肘をついて両手を組む彼は、至って真剣な様子だ。だからこそ意図が掴みかねて困っている。
「俺より本読むし、これぐらい返せるだろ?」
「本を読まない人の偏見と勘違いが同居してるなー。普通に無理だよ」
「まじ?」
真剣な顔から一転、とぼけた顔で私のトレーに手を伸ばし、ポテトをつまみ始める秋谷。少しそちらに寄せてやれば、嬉しそうな顔でポテトを複数さらっていく。

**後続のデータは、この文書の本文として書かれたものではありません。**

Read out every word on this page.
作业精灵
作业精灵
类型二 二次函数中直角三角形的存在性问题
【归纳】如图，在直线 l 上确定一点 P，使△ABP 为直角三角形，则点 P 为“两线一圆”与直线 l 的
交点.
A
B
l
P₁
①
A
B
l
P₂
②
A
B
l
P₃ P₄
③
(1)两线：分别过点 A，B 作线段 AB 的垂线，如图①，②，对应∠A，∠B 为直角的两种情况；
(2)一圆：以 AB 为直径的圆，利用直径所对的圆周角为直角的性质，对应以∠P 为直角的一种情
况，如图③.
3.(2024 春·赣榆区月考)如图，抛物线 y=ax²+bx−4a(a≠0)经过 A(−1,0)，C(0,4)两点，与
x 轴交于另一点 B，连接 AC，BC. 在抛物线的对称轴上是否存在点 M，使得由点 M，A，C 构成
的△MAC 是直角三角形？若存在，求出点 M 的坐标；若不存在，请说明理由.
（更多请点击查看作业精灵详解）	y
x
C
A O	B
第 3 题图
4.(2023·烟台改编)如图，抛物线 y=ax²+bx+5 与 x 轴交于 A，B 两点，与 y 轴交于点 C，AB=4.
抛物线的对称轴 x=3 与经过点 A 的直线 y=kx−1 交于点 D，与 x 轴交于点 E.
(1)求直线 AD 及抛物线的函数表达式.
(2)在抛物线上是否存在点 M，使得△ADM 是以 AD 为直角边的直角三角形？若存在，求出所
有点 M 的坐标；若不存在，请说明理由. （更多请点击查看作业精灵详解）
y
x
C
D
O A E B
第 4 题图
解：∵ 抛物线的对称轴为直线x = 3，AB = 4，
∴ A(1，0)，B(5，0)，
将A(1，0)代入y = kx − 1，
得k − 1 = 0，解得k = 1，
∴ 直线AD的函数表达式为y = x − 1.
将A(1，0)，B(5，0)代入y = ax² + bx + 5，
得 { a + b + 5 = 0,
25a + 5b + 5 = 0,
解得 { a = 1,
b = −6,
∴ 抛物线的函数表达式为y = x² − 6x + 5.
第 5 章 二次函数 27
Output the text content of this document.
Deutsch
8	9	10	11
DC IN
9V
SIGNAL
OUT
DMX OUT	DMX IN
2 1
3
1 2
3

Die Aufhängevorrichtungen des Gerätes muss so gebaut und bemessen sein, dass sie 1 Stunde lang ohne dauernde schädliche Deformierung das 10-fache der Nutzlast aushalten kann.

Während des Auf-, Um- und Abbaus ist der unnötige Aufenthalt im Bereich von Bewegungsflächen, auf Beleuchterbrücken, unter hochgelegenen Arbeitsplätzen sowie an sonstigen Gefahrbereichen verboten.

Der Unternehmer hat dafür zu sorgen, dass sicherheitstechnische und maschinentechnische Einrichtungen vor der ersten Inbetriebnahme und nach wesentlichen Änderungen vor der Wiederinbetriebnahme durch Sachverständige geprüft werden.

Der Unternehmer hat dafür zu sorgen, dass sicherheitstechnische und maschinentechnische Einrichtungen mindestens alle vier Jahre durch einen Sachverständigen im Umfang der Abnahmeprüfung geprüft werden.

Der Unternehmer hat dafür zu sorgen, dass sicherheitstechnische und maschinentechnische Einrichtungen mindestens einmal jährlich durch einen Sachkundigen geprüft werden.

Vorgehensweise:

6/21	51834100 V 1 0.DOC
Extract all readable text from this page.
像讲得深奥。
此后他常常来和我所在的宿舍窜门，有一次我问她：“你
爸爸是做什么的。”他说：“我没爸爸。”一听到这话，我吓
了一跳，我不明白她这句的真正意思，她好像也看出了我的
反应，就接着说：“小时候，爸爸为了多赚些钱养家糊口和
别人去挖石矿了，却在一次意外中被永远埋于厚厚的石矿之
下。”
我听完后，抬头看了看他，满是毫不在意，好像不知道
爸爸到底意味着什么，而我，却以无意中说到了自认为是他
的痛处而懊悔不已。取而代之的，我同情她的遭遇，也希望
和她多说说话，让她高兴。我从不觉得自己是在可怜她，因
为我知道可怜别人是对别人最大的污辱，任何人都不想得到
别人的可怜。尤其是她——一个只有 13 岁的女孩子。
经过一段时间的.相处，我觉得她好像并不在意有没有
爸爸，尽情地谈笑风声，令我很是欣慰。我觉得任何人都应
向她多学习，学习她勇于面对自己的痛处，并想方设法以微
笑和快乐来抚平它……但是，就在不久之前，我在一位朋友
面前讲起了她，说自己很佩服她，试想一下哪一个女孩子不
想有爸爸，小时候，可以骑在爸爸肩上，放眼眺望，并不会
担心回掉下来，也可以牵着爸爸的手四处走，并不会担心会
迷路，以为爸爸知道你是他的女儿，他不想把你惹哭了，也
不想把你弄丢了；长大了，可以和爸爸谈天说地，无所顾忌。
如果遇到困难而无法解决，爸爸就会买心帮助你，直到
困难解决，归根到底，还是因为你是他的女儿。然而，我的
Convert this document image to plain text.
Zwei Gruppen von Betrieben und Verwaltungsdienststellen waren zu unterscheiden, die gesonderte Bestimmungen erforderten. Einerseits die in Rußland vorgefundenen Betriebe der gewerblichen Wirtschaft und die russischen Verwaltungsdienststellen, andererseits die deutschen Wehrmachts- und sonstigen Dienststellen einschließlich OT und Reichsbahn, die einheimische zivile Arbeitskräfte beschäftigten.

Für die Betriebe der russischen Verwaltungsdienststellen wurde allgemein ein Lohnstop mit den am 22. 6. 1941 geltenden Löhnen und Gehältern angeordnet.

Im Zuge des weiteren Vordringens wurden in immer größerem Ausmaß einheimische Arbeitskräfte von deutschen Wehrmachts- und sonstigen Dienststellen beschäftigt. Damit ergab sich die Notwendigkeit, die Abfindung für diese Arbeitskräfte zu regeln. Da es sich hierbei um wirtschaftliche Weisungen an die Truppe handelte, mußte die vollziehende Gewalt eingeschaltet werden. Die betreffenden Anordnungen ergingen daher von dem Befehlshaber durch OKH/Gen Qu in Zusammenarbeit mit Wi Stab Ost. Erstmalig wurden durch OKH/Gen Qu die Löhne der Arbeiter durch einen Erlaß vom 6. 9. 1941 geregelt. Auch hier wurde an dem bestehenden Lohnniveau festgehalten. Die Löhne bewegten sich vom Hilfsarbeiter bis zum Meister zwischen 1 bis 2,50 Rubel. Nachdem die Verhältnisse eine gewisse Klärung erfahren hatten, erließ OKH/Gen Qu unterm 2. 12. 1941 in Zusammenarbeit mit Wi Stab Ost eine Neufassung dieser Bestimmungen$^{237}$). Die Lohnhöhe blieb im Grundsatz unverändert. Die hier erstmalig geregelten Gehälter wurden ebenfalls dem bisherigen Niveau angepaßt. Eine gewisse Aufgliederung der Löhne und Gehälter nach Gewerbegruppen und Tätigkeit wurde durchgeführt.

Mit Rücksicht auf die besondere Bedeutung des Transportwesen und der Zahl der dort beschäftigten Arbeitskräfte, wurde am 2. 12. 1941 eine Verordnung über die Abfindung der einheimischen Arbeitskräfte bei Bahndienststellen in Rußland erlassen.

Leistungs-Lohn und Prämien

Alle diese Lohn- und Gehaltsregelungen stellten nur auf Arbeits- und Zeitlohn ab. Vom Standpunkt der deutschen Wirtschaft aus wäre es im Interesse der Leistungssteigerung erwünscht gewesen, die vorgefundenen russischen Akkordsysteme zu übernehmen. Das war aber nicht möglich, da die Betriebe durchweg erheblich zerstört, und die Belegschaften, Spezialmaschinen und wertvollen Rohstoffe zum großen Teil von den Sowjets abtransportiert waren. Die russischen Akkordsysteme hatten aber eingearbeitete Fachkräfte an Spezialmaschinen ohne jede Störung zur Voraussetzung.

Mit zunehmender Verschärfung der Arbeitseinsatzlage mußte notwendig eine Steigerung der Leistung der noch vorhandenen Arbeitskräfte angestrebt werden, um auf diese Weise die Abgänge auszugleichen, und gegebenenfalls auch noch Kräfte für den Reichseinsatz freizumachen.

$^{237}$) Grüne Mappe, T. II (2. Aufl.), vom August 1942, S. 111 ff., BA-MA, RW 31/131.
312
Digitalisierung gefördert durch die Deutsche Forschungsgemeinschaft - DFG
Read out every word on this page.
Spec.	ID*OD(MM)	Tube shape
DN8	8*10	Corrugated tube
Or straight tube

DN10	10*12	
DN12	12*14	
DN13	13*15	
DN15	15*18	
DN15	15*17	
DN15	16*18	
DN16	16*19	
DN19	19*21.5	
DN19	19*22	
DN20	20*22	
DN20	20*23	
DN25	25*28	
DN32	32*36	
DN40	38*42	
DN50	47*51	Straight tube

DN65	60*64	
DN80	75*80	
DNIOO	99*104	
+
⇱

「例えばさ、明日ミニゲームでいいから携帯ゲーム作ってきてよって言ったらどうする?」
「……なるほど。無理だな」
ドリンクをすする音が響く。氷をじゃらりと鳴らして、空だと諦めれば紙コップを机の上に置いた。赤いストローが視界から消える。
「お前からなら小粋な冗談が聞けると思ってたわ」
「無理だって言ってるのにハードルを上げてくるなこの男は」
「沙羅ちゃんのー、ちょっといいとこ見てみたいっ」
「ノリが古すぎて脳みその動きが止まりそう」
「えっじゃあ黙るわ」
黙る代わりにポテトを詰め込むことにしたのか、黙々と手が動く秋谷。それを横目に、私は思考を巡らせる。これはてきとーにでも答えないと帰してくれないパターンだ。色恋の話は苦手だっていうのに。
身近な愛の形。一番近いのは両親か。二人の愛情っぽいの。
日常の視界を記憶の中でスライドさせる。いつか二人が出掛けた秋のことが何故かひっかかった。
「……50年後も」
「………」
「『50年後も、一緒に旅行に行こうか』とか」
からかわれるのを覚悟で、頬杖をついて小さな声で呟く。これで満足かと秋谷を見れば。その表情に息を呑んだ。
「──いいな、それ」
目尻を柔らかくして、眩しい光を前にしたような微笑み。
トレーを重ねて1つ分のスペースを空けると、彼は机に重心をかけた。私を覗き込むようにしてとどめの一言を投げかけてくる。
「お前はどこに行きたい?」
その返しの意味が分かってるのか、バカ。

(いいわけ)935字。ラブコメが書きたかったはずだった。
蛇足ですが秋谷のI love youは『お前と同じ傘に入りたい』です。沙羅に聞かれたら答えるつもりだった人。